In the semifinal matchup with Louisa County Little League, it was Liam’s turn in the rotation, and the control artist threw 40 of his 55 pitches for strikes in a four-inning, two-hit shutout. The defense behind him was flawless, with third baseman Hendrik, second baseman Shaun, center fielder Cole and right fielder Tommy Holley making plays that kept Louisa from scoring.

The Fairfax lineup also had its best inning of the tournament, sending 10 batters to the plate and scoring six runs in the third. Hendrik had a two-run single, Cole drove in Hendrik with a double and Ryan had a two-run single. Ryan was 2 for 3 with four RBIs while Hendrik finished 3 for 4 and drove in three.

The bench helped manufacture the game-ending run in the fourth. Pinch-hitter Charlie Young drew a leadoff walk and, four batters later, Hendrik drove in pinch-runner Jack to make it 10-0.

Fairfax took it easy while Dulles Little League closed out a 3-2, seven-inning victory over York in the other semifinal. The boys were physically conditioned to handle the doubleheader in part because of assistant coach Gary Frank’s drills in practice, which included running up and down the stairs of the parking garage at Burke Field. And the fired-up team also followed coach Frank’s instructions by cheering in unison in the dugout to gain a psychological advantage.

Fairfax jumped on Dulles early. Hendrik led off the game with a walk, Cole followed with a double and, with two outs, Billy lined the first pitch he saw to right field to give Fairfax a 1-0 lead.

From there, Sam and the Fairfax defense took over. Right fielder Jaxen Clewell made a running, shoestring catch with two on and two out in the first.

Shortstop Hendrik ranged to his left to snag a line drive in the second. Third baseman Ryan followed by fielding a tricky slow roller.
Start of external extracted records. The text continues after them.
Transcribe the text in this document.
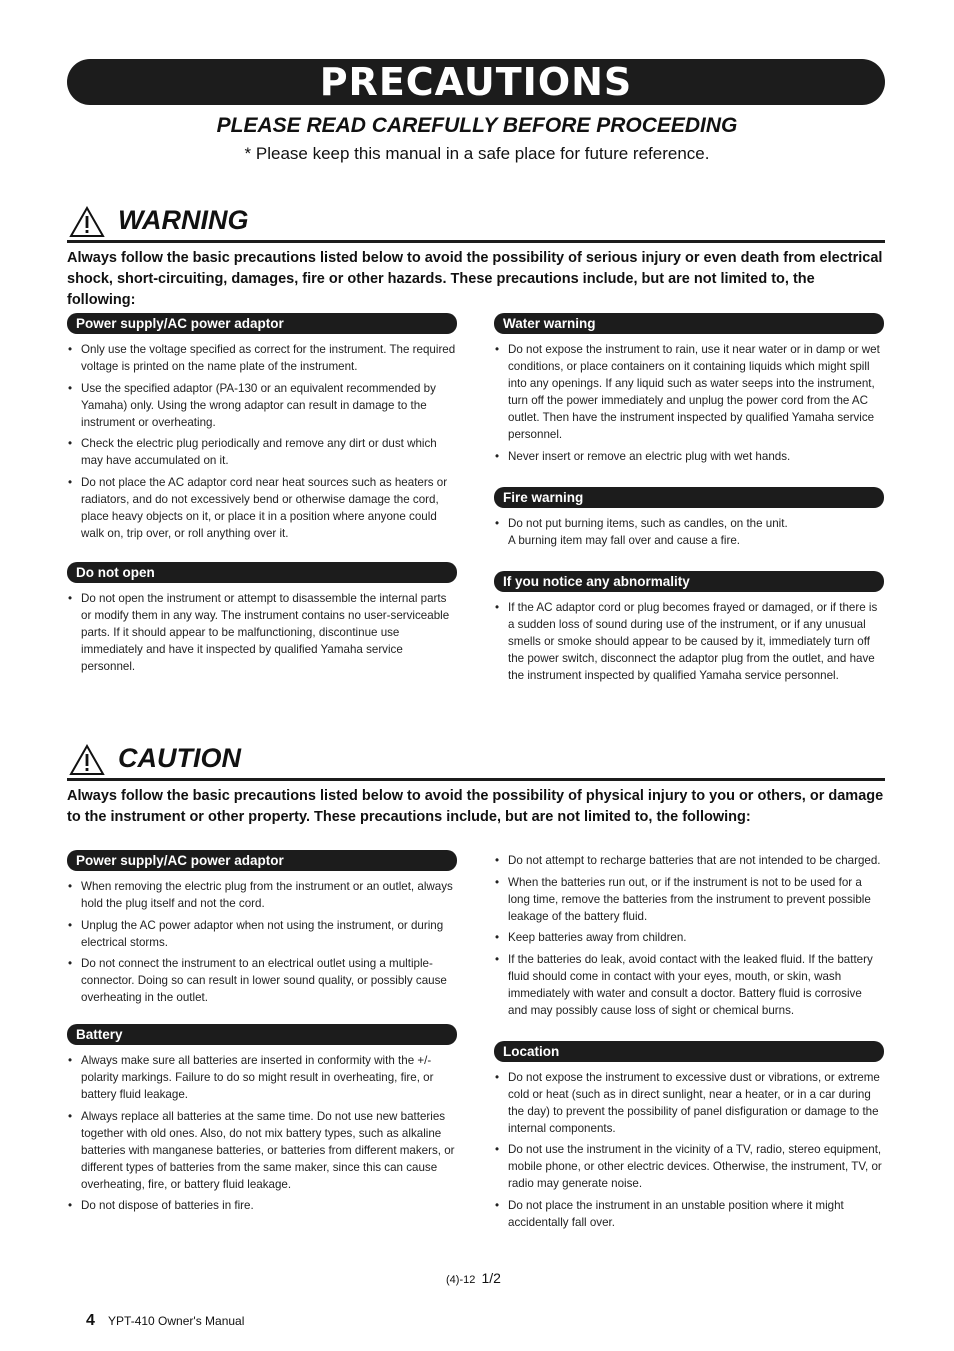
PRECAUTIONS
PLEASE READ CAREFULLY BEFORE PROCEEDING
* Please keep this manual in a safe place for future reference.
WARNING
Always follow the basic precautions listed below to avoid the possibility of serious injury or even death from electrical shock, short-circuiting, damages, fire or other hazards. These precautions include, but are not limited to, the following:
Power supply/AC power adaptor
• Only use the voltage specified as correct for the instrument. The required voltage is printed on the name plate of the instrument.
• Use the specified adaptor (PA-130 or an equivalent recommended by Yamaha) only. Using the wrong adaptor can result in damage to the instrument or overheating.
• Check the electric plug periodically and remove any dirt or dust which may have accumulated on it.
• Do not place the AC adaptor cord near heat sources such as heaters or radiators, and do not excessively bend or otherwise damage the cord, place heavy objects on it, or place it in a position where anyone could walk on, trip over, or roll anything over it.
Do not open
• Do not open the instrument or attempt to disassemble the internal parts or modify them in any way. The instrument contains no user-serviceable parts. If it should appear to be malfunctioning, discontinue use immediately and have it inspected by qualified Yamaha service personnel.
Water warning
• Do not expose the instrument to rain, use it near water or in damp or wet conditions, or place containers on it containing liquids which might spill into any openings. If any liquid such as water seeps into the instrument, turn off the power immediately and unplug the power cord from the AC outlet. Then have the instrument inspected by qualified Yamaha service personnel.
• Never insert or remove an electric plug with wet hands.
Fire warning
• Do not put burning items, such as candles, on the unit.
A burning item may fall over and cause a fire.
If you notice any abnormality
• If the AC adaptor cord or plug becomes frayed or damaged, or if there is a sudden loss of sound during use of the instrument, or if any unusual smells or smoke should appear to be caused by it, immediately turn off the power switch, disconnect the adaptor plug from the outlet, and have the instrument inspected by qualified Yamaha service personnel.
CAUTION
Always follow the basic precautions listed below to avoid the possibility of physical injury to you or others, or damage to the instrument or other property. These precautions include, but are not limited to, the following:
Power supply/AC power adaptor
• When removing the electric plug from the instrument or an outlet, always hold the plug itself and not the cord.
• Unplug the AC power adaptor when not using the instrument, or during electrical storms.
• Do not connect the instrument to an electrical outlet using a multiple-connector. Doing so can result in lower sound quality, or possibly cause overheating in the outlet.
Battery
• Always make sure all batteries are inserted in conformity with the +/- polarity markings. Failure to do so might result in overheating, fire, or battery fluid leakage.
• Always replace all batteries at the same time. Do not use new batteries together with old ones. Also, do not mix battery types, such as alkaline batteries with manganese batteries, or batteries from different makers, or different types of batteries from the same maker, since this can cause overheating, fire, or battery fluid leakage.
• Do not dispose of batteries in fire.
• Do not attempt to recharge batteries that are not intended to be charged.
• When the batteries run out, or if the instrument is not to be used for a long time, remove the batteries from the instrument to prevent possible leakage of the battery fluid.
• Keep batteries away from children.
• If the batteries do leak, avoid contact with the leaked fluid. If the battery fluid should come in contact with your eyes, mouth, or skin, wash immediately with water and consult a doctor. Battery fluid is corrosive and may possibly cause loss of sight or chemical burns.
Location
• Do not expose the instrument to excessive dust or vibrations, or extreme cold or heat (such as in direct sunlight, near a heater, or in a car during the day) to prevent the possibility of panel disfiguration or damage to the internal components.
• Do not use the instrument in the vicinity of a TV, radio, stereo equipment, mobile phone, or other electric devices. Otherwise, the instrument, TV, or radio may generate noise.
• Do not place the instrument in an unstable position where it might accidentally fall over.
(4)-12 1/2
4 YPT-410 Owner's Manual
And second baseman Shaun made a diving stop in the hole, spun and threw to first baseman Zach Lappe to end the frame.

Zach made a long stretch on a throw from Hendrik to end the third. Catchers Tommy and Billy held Dulles’ baserunners in check.

But Dulles’ defense was just as good, and it was still 1-0 heading into the sixth. Billy led off with a hard grounder that Dulles’ third baseman couldn’t field cleanly. Pinch-hitter Levi singled to move Billy to third. Third-base coach Mike Stewart told Billy to break for home if the Dulles catcher threw to second base. On the first pitch, Levi took off for second. Dulles cut off the throw and fired back to the plate, but Billy slid around the tag to put Fairfax ahead 2-0.

Zach hit a grounder to the right side, advancing Levi to third. Then, with two outs, Jaxen broke out of a slump at the best possible time, smacking one up the middle to make it 3-0.

Coach Oliveri stuck with Sam on the mound. Dulles led off with a single and, after a bunt single and an error, had runners on second and third with one out. Sam called timeout and the entire infield joined him at the mound, where they reminded each other that the runners on base didn’t matter and they only needed two outs.

Sam worked the count to 0-2, Billy set up on the outside corner and Sam hit the glove for a called third strike. Then Cole made the dive that gave Fairfax National the state title.

After the celebration, coach Oliveri gave a game ball to Sam and apologized to the pitchers he didn’t end up using. There were no complaints. Every player on the roster contributed on offense and made plays in the field during the tournament run. In practice, they drilled on details and situational awareness. One example of their diligence: Every team in the state tournament tried to bunt against Fairfax, but the only team to reach base on a bunt was runner-up Dulles -- in the last inning of the title game.

Fairfax outscored its opponents 46-2 in the state tournament, with five shutouts. Including the four-game district tournament, the team went 9-1, scored 85 runs and allowed eight. Fairfax National won a state title in the Seniors division in 2002, but this was the league's first state banner on a 60-foot field.

The 9-11 team went to work. The players and coaches came home with medals, a banner to hang at Burke Field and lifelong memories.